Chveya, la fille de Luet, émit un gargouillis du fond de la gorge, comme un grondement.

« Exact, Veyevniya, fit Shedemei en lui donnant le petit nom idiot qu’elle lui avait inventé. Ce sera un endroit pour des animaux sauvages comme toi !

— Et les pouces ? demanda Hushidh. Qu’est-ce qui se passe, là ?

— Les pouces, l’axe, le centre… c’est Basilica. Le cœur stable du monde. Il existe d’autres continents, mais aucun où l’eau soit aussi chaude, aussi froide et aussi profonde en un même lieu, ni où la terre soit aussi ancienne et immuable. Basilica est le site où Harmonie demeure le plus en paix.

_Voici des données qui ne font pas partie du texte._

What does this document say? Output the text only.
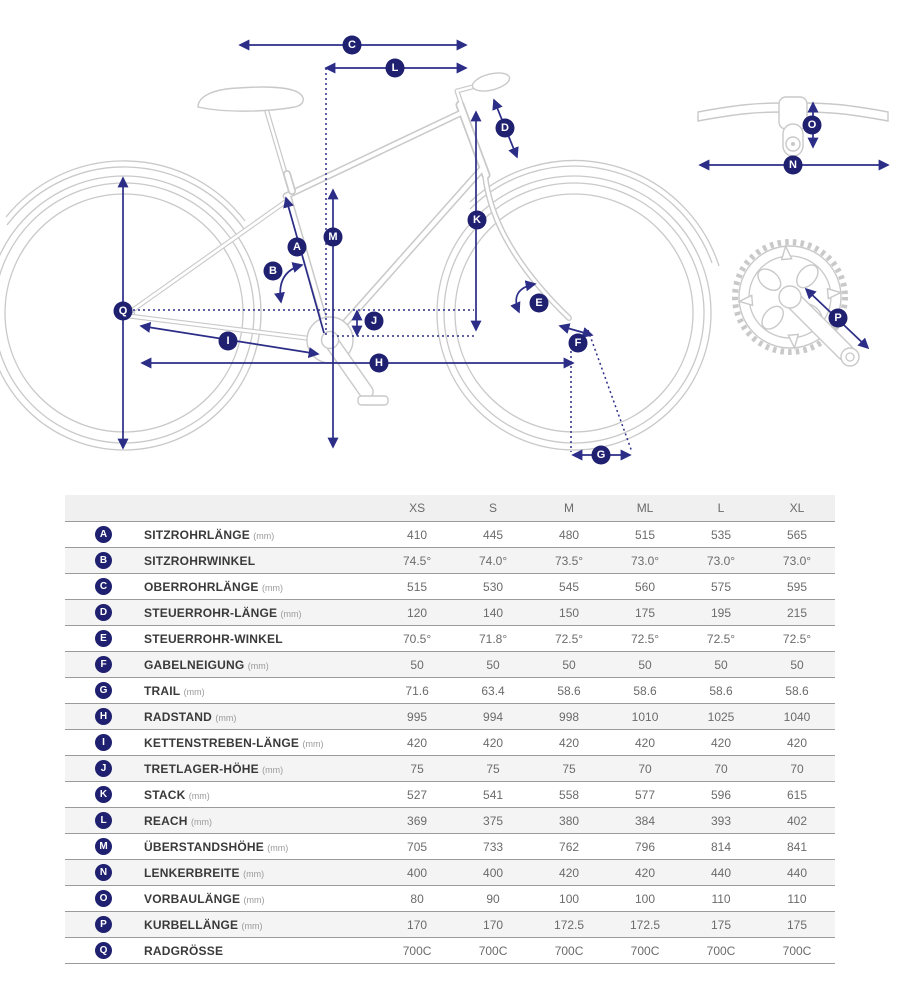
A
B
C
D
E
F
G
H
I
J
K
L
M
N
O
P
Q
		XS	S	M	ML	L	XL
A	SITZROHRLÄNGE (mm)	410	445	480	515	535	565
B	SITZROHRWINKEL	74.5°	74.0°	73.5°	73.0°	73.0°	73.0°
C	OBERROHRLÄNGE (mm)	515	530	545	560	575	595
D	STEUERROHR-LÄNGE (mm)	120	140	150	175	195	215
E	STEUERROHR-WINKEL	70.5°	71.8°	72.5°	72.5°	72.5°	72.5°
F	GABELNEIGUNG (mm)	50	50	50	50	50	50
G	TRAIL (mm)	71.6	63.4	58.6	58.6	58.6	58.6
H	RADSTAND (mm)	995	994	998	1010	1025	1040
I	KETTENSTREBEN-LÄNGE (mm)	420	420	420	420	420	420
J	TRETLAGER-HÖHE (mm)	75	75	75	70	70	70
K	STACK (mm)	527	541	558	577	596	615
L	REACH (mm)	369	375	380	384	393	402
M	ÜBERSTANDSHÖHE (mm)	705	733	762	796	814	841
N	LENKERBREITE (mm)	400	400	420	420	440	440
O	VORBAULÄNGE (mm)	80	90	100	100	110	110
P	KURBELLÄNGE (mm)	170	170	172.5	172.5	175	175
Q	RADGRÖSSE	700C	700C	700C	700C	700C	700C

— Géologiquement parlant, dit Hushidh.

— Les petites perturbations de l’humanité… bah ! qu’est-ce donc ? La plus petite unité de temps qui compte, c’est la génération, pas la minute, ni l’heure, ni la journée, ni même l’année. Toutes ces unités vont, viennent et disparaissent en un instant. Mais la génération – voilà où se produisent les vrais changements, quand un monde vit véritablement !

— Alors, l’humanité est morte, si nous avons passé quarante millions d’années sans évoluer ? demanda Luet.

— Ne crois-tu pas que ces enfants devant nous sont l’évolution en marche ? La spéciation intervient aux périodes de troubles génétiques, quand une espèce – pas un simple individu ni même une tribu – est en danger de disparition. Alors l’immense éventail de potentialités que possède l’espèce se réduit par sélection aux rares variations qui offrent des avantages particuliers de survie. Une espèce peut donc donner une impression de stabilité un million d’années durant, pour changer brutalement quand le besoin s’en fait sentir. La vérité, c’est que l’évolution n’a jamais cessé ; simplement, on ne l’avait pas isolée ni mise à nu.

— À t’entendre, on a l’impression d’un plan prodigieux, dit Luet.

— Je sais – c’est ainsi qu’on se l’explique entre femmes, non ? C’est le plan de Surâme. Les schémas des générations : accouplement, conception, gestation, naissance, alimentation, maturation, et à nouveau accouplement – le plan de Surâme dans son entier. Mais nous ne nous en laissons plus si facilement conter, n’est-ce pas ? La machine qui tourne dans le ciel est tout bonnement l’expression de la volonté de l’humanité – et c’est en partie la raison pour laquelle nous n’avons été soumis à aucune contrainte de spéciation depuis quarante millions d’années. C’est un instrument destiné à nous maintenir aussi largement diversifiés que possible sans que nous acquérions jamais assez de puissance pour nous détruire, nous et notre monde, comme nous l’avons déjà fait sur Terre. N’est-ce pas ce que Nafai et Issib ont appris ? Ce pour quoi nous sommes ici ? Parce que ça ne fait pas partie du plan de Surâme, parce que Surâme est en train de perdre son contrôle sur l’humanité. Pourtant, je ne peux m’empêcher de penser qu’il serait peut-être bon de laisser Surâme dépérir complètement. Durant les générations qui s’ensuivraient, sous les contraintes terribles qui en découleraient, peut-être que l’humanité se spécierait à nouveau pour créer quelque chose d’inconnu. » Elle se pencha sur la petite Dza et lui fit « bouf ! » sous le nez, ce qui avait le don de faire rire la gamine aux éclats. « C’est peut-être toi, la nouvelle humanité à venir, dit Shedemei. Tu ne crois pas, Dazyitnikiya ?

— C’est fou ce que tu aimes les enfants ! s’exclama Luet d’un air un peu triste.

— J’aime les enfants des autres, précisa Shedemei. Il me suffit de les rendre quand j’ai besoin de temps pour mon travail. Par contre, pour vous, mes pauvres, c’est une tâche sans fin ! »

Mais Hushidh ne la crut pas un instant. Certes, il ne faisait pas de doute que Shedemei pensait ce qu’elle disait. Shedya était parfaitement sincère en affirmant qu’elle vivait bien son infécondité, que la vie lui convenait mieux ainsi. Elle le pensait, ou du moins, elle voulait le penser.

Cependant, le lien puissant qui l’unissait à chaque enfant du camp traduisait, Hushidh en avait la conviction, la réponse inconsciente des bébés à la faim irrésistible de Shedemei. Elle voulait des enfants. Elle désirait participer à la grande succession des générations à travers le monde. Et plus encore : en voyant l’amour de Shedemei et de Zdorab se développer en une des amitiés les plus puissantes qu’elle eût jamais observées, elle se persuadait de plus en plus que c’était l’enfant de Zdorab que Shedya souhaitait porter, et elle n’en était que plus impatiente de voir cette envie se réaliser enfin.